Calling Afghanistan: L.A. Schoolkids Try to Bridge a Gulf
Teenagers spend a lot of time talking on the phone. But not too many of them get to call their peers in a Taliban stronghold in Afghanistan. A handful of teens from Windward School, a charter school in West L.A., recently became the first to do so. 
Jim Hake The linkup at Windward School
The nonprofit group Spirit of America, which works with American military service personnel to provide basic supplies to people in combat zones, patched the phone call through in the school library. It was a video conference call, so the kids could see each other. Two monitors (one in each country), some military satellites and a Skype connection were involved.
Naturally, the West L.A. kids fretted over what to discuss with the Helmand Province kids in southwestern Afghanistan, an area populated by Pashtuns under Taliban control. Their respective lifestyles are so different that there was certainly plenty to wonder about, if not ask aloud.
Sophomore Grant Klein, 16, decided he would not ask about the Afghan boys' nights out. Afghan students have no nights out: Curfew begins at nightfall. Afghan teen dating life also leaves something to be desired. "They're conservative," Klein explained. Questions about girlfriends are out of the question.
Also not up for discussion: suicide bombs, Osama bin Laden and the luxuries of West L.A. life. Think we've got classroom overcrowding? Class size in Helmand is as many kids as you can jam into a room. It's all ages, too. A 17-year-old in first grade might sit next to an 8- or 9-year-old girl who has brought in the infant sibling she's baby-sitting. When they're not in school, boys work in the fields, or in their parents' small shops doing motorcycle repair or selling dry goods. Girls -- who make up 20,000 of 120,000 total students in the province -- support the household, taking care of livestock.
"They don't domesticate animals," Major Nina D'Amato said. "So don't ask about pets."
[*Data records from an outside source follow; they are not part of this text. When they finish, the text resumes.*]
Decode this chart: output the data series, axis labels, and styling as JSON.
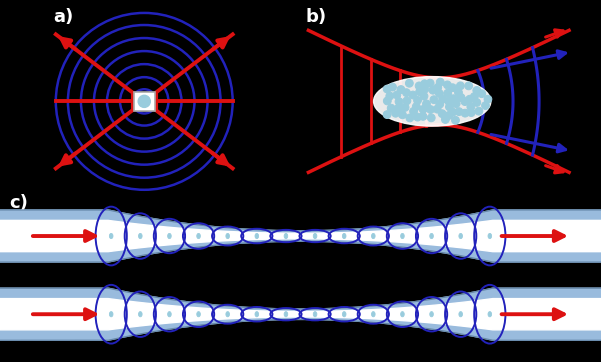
{
  "bg_color": "#000000",
  "label_color": "#ffffff",
  "red_color": "#dd1111",
  "blue_color": "#2222bb",
  "atom_color": "#99ccdd",
  "atom_edge": "#6699aa",
  "fiber_light_blue": "#99bbdd",
  "fiber_dark_blue": "#6688aa",
  "white": "#ffffff",
  "label_a": "a)",
  "label_b": "b)",
  "label_c": "c)",
  "circles_radii": [
    0.13,
    0.26,
    0.4,
    0.54,
    0.68,
    0.82,
    0.95
  ],
  "circle_lw": 1.8,
  "red_lw": 2.8,
  "blue_lw": 2.0
}
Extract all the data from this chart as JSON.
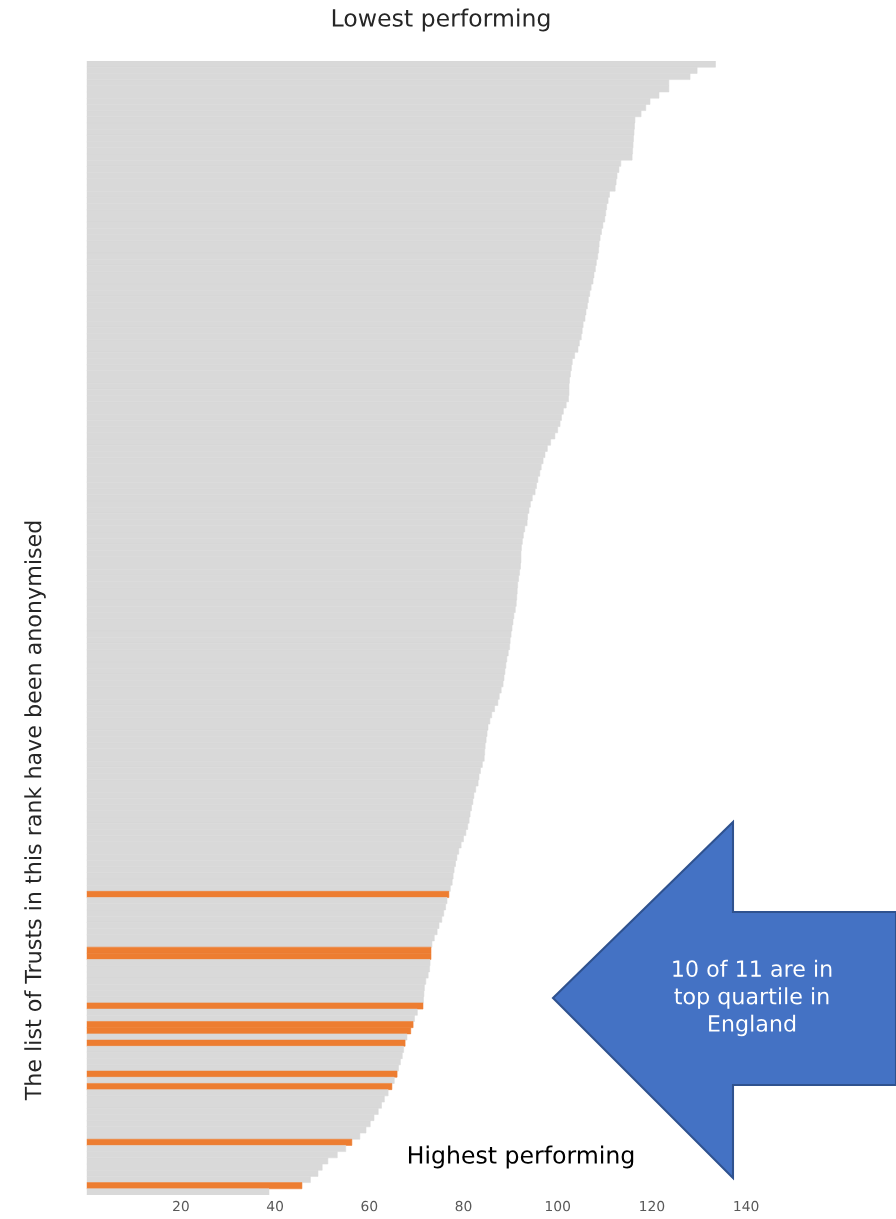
{
  "chart_data": {
    "type": "bar",
    "orientation": "horizontal",
    "title": "Lowest performing",
    "ylabel": "The list of Trusts in this rank have been anonymised",
    "annotations": [
      "Highest performing",
      "10 of 11 are in\ntop quartile in\nEngland"
    ],
    "categories": [
      null,
      null,
      null,
      null,
      null,
      null,
      null,
      null,
      null,
      null,
      null,
      null,
      null,
      null,
      null,
      null,
      null,
      null,
      null,
      null,
      null,
      null,
      null,
      null,
      null,
      null,
      null,
      null,
      null,
      null,
      null,
      null,
      null,
      null,
      null,
      null,
      null,
      null,
      null,
      null,
      null,
      null,
      null,
      null,
      null,
      null,
      null,
      null,
      null,
      null,
      null,
      null,
      null,
      null,
      null,
      null,
      null,
      null,
      null,
      null,
      null,
      null,
      null,
      null,
      null,
      null,
      null,
      null,
      null,
      null,
      null,
      null,
      null,
      null,
      null,
      null,
      null,
      null,
      null,
      null,
      null,
      null,
      null,
      null,
      null,
      null,
      null,
      null,
      null,
      null,
      null,
      null,
      null,
      null,
      null,
      null,
      null,
      null,
      null,
      null,
      null,
      null,
      null,
      null,
      null,
      null,
      null,
      null,
      null,
      null,
      null,
      null,
      null,
      null,
      null,
      null,
      null,
      null,
      null,
      null,
      null,
      null,
      null,
      null,
      null,
      null,
      null,
      null,
      null,
      null,
      null,
      null,
      null,
      null,
      null,
      null,
      null,
      null,
      null,
      null,
      null,
      null,
      null,
      null,
      null,
      null,
      null,
      null,
      null,
      null,
      null,
      null,
      null,
      null,
      null,
      null,
      null,
      null,
      null,
      null,
      null,
      null,
      null,
      null,
      null,
      null,
      null,
      null,
      null,
      null,
      null,
      null,
      null,
      null,
      null,
      null,
      null,
      null,
      null,
      null,
      null,
      null,
      null
    ],
    "values": [
      133.5,
      129.6,
      128.1,
      123.6,
      123.6,
      121.5,
      119.6,
      118.7,
      117.7,
      116.4,
      116.3,
      116.2,
      116.1,
      116.0,
      115.9,
      115.8,
      113.4,
      113.0,
      112.6,
      112.4,
      112.2,
      111.0,
      110.7,
      110.4,
      110.2,
      110.0,
      109.6,
      109.3,
      109.0,
      108.8,
      108.7,
      108.5,
      108.2,
      108.0,
      107.7,
      107.5,
      107.1,
      106.8,
      106.5,
      106.3,
      106.0,
      105.8,
      105.4,
      105.2,
      105.0,
      104.6,
      104.3,
      103.6,
      103.1,
      102.9,
      102.7,
      102.5,
      102.4,
      102.4,
      102.3,
      101.8,
      101.2,
      100.8,
      100.5,
      100.0,
      99.4,
      98.5,
      97.8,
      97.3,
      96.9,
      96.5,
      96.2,
      95.8,
      95.5,
      95.2,
      94.6,
      94.2,
      93.9,
      93.6,
      93.5,
      93.0,
      92.7,
      92.5,
      92.3,
      92.2,
      92.2,
      92.1,
      91.9,
      91.7,
      91.5,
      91.4,
      91.3,
      91.2,
      91.0,
      90.7,
      90.5,
      90.3,
      90.1,
      89.9,
      89.8,
      89.5,
      89.2,
      89.0,
      88.8,
      88.6,
      88.4,
      88.0,
      87.6,
      87.3,
      86.6,
      86.0,
      85.6,
      85.2,
      85.0,
      84.8,
      84.6,
      84.5,
      84.4,
      84.0,
      83.6,
      83.3,
      83.1,
      82.6,
      82.2,
      82.0,
      81.7,
      81.4,
      81.2,
      80.9,
      80.5,
      80.0,
      79.5,
      79.0,
      78.6,
      78.3,
      78.0,
      77.8,
      77.6,
      77.2,
      76.9,
      76.5,
      76.2,
      75.8,
      75.4,
      74.8,
      74.4,
      73.8,
      73.3,
      73.1,
      73.1,
      72.9,
      72.8,
      72.5,
      72.0,
      71.7,
      71.6,
      71.5,
      71.4,
      70.2,
      69.6,
      69.3,
      68.8,
      68.0,
      67.6,
      67.3,
      67.0,
      66.6,
      66.2,
      65.9,
      65.3,
      64.8,
      64.0,
      63.2,
      62.6,
      61.9,
      61.0,
      60.2,
      59.3,
      58.0,
      56.3,
      55.0,
      53.2,
      51.2,
      50.0,
      49.1,
      47.5,
      45.7,
      38.7
    ],
    "colors": [
      "#d9d9d9",
      "#d9d9d9",
      "#d9d9d9",
      "#d9d9d9",
      "#d9d9d9",
      "#d9d9d9",
      "#d9d9d9",
      "#d9d9d9",
      "#d9d9d9",
      "#d9d9d9",
      "#d9d9d9",
      "#d9d9d9",
      "#d9d9d9",
      "#d9d9d9",
      "#d9d9d9",
      "#d9d9d9",
      "#d9d9d9",
      "#d9d9d9",
      "#d9d9d9",
      "#d9d9d9",
      "#d9d9d9",
      "#d9d9d9",
      "#d9d9d9",
      "#d9d9d9",
      "#d9d9d9",
      "#d9d9d9",
      "#d9d9d9",
      "#d9d9d9",
      "#d9d9d9",
      "#d9d9d9",
      "#d9d9d9",
      "#d9d9d9",
      "#d9d9d9",
      "#d9d9d9",
      "#d9d9d9",
      "#d9d9d9",
      "#d9d9d9",
      "#d9d9d9",
      "#d9d9d9",
      "#d9d9d9",
      "#d9d9d9",
      "#d9d9d9",
      "#d9d9d9",
      "#d9d9d9",
      "#d9d9d9",
      "#d9d9d9",
      "#d9d9d9",
      "#d9d9d9",
      "#d9d9d9",
      "#d9d9d9",
      "#d9d9d9",
      "#d9d9d9",
      "#d9d9d9",
      "#d9d9d9",
      "#d9d9d9",
      "#d9d9d9",
      "#d9d9d9",
      "#d9d9d9",
      "#d9d9d9",
      "#d9d9d9",
      "#d9d9d9",
      "#d9d9d9",
      "#d9d9d9",
      "#d9d9d9",
      "#d9d9d9",
      "#d9d9d9",
      "#d9d9d9",
      "#d9d9d9",
      "#d9d9d9",
      "#d9d9d9",
      "#d9d9d9",
      "#d9d9d9",
      "#d9d9d9",
      "#d9d9d9",
      "#d9d9d9",
      "#d9d9d9",
      "#d9d9d9",
      "#d9d9d9",
      "#d9d9d9",
      "#d9d9d9",
      "#d9d9d9",
      "#d9d9d9",
      "#d9d9d9",
      "#d9d9d9",
      "#d9d9d9",
      "#d9d9d9",
      "#d9d9d9",
      "#d9d9d9",
      "#d9d9d9",
      "#d9d9d9",
      "#d9d9d9",
      "#d9d9d9",
      "#d9d9d9",
      "#d9d9d9",
      "#d9d9d9",
      "#d9d9d9",
      "#d9d9d9",
      "#d9d9d9",
      "#d9d9d9",
      "#d9d9d9",
      "#d9d9d9",
      "#d9d9d9",
      "#d9d9d9",
      "#d9d9d9",
      "#d9d9d9",
      "#d9d9d9",
      "#d9d9d9",
      "#d9d9d9",
      "#d9d9d9",
      "#d9d9d9",
      "#d9d9d9",
      "#d9d9d9",
      "#d9d9d9",
      "#d9d9d9",
      "#d9d9d9",
      "#d9d9d9",
      "#d9d9d9",
      "#d9d9d9",
      "#d9d9d9",
      "#d9d9d9",
      "#d9d9d9",
      "#d9d9d9",
      "#d9d9d9",
      "#d9d9d9",
      "#d9d9d9",
      "#d9d9d9",
      "#d9d9d9",
      "#d9d9d9",
      "#d9d9d9",
      "#d9d9d9",
      "#d9d9d9",
      "#d9d9d9",
      "#d9d9d9",
      "#d9d9d9",
      "#ed7d31",
      "#d9d9d9",
      "#d9d9d9",
      "#d9d9d9",
      "#d9d9d9",
      "#d9d9d9",
      "#d9d9d9",
      "#d9d9d9",
      "#d9d9d9",
      "#ed7d31",
      "#ed7d31",
      "#d9d9d9",
      "#d9d9d9",
      "#d9d9d9",
      "#d9d9d9",
      "#d9d9d9",
      "#d9d9d9",
      "#d9d9d9",
      "#ed7d31",
      "#d9d9d9",
      "#d9d9d9",
      "#ed7d31",
      "#ed7d31",
      "#d9d9d9",
      "#ed7d31",
      "#d9d9d9",
      "#d9d9d9",
      "#d9d9d9",
      "#d9d9d9",
      "#ed7d31",
      "#d9d9d9",
      "#ed7d31",
      "#d9d9d9",
      "#d9d9d9",
      "#d9d9d9",
      "#d9d9d9",
      "#d9d9d9",
      "#d9d9d9",
      "#d9d9d9",
      "#d9d9d9",
      "#ed7d31",
      "#d9d9d9",
      "#d9d9d9",
      "#d9d9d9",
      "#d9d9d9",
      "#d9d9d9",
      "#d9d9d9",
      "#ed7d31",
      "#d9d9d9"
    ],
    "xlim": [
      0,
      140
    ],
    "xticks": [
      20,
      40,
      60,
      80,
      100,
      120,
      140
    ],
    "tick_labels": "x"
  }
}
Joining the kids in L.A. was Major General Richard Mills, who had just returned from Helmand Province, his face reddened by sun, medal bars thick as armor on his chest. "You are all combat multipliers," he told the students. "You are all game-changers. Look at the world. It seems crazy out there. It gets more complex all the time. And Afghanistan is about as complex as it gets. But the little things are the things that make the biggest difference."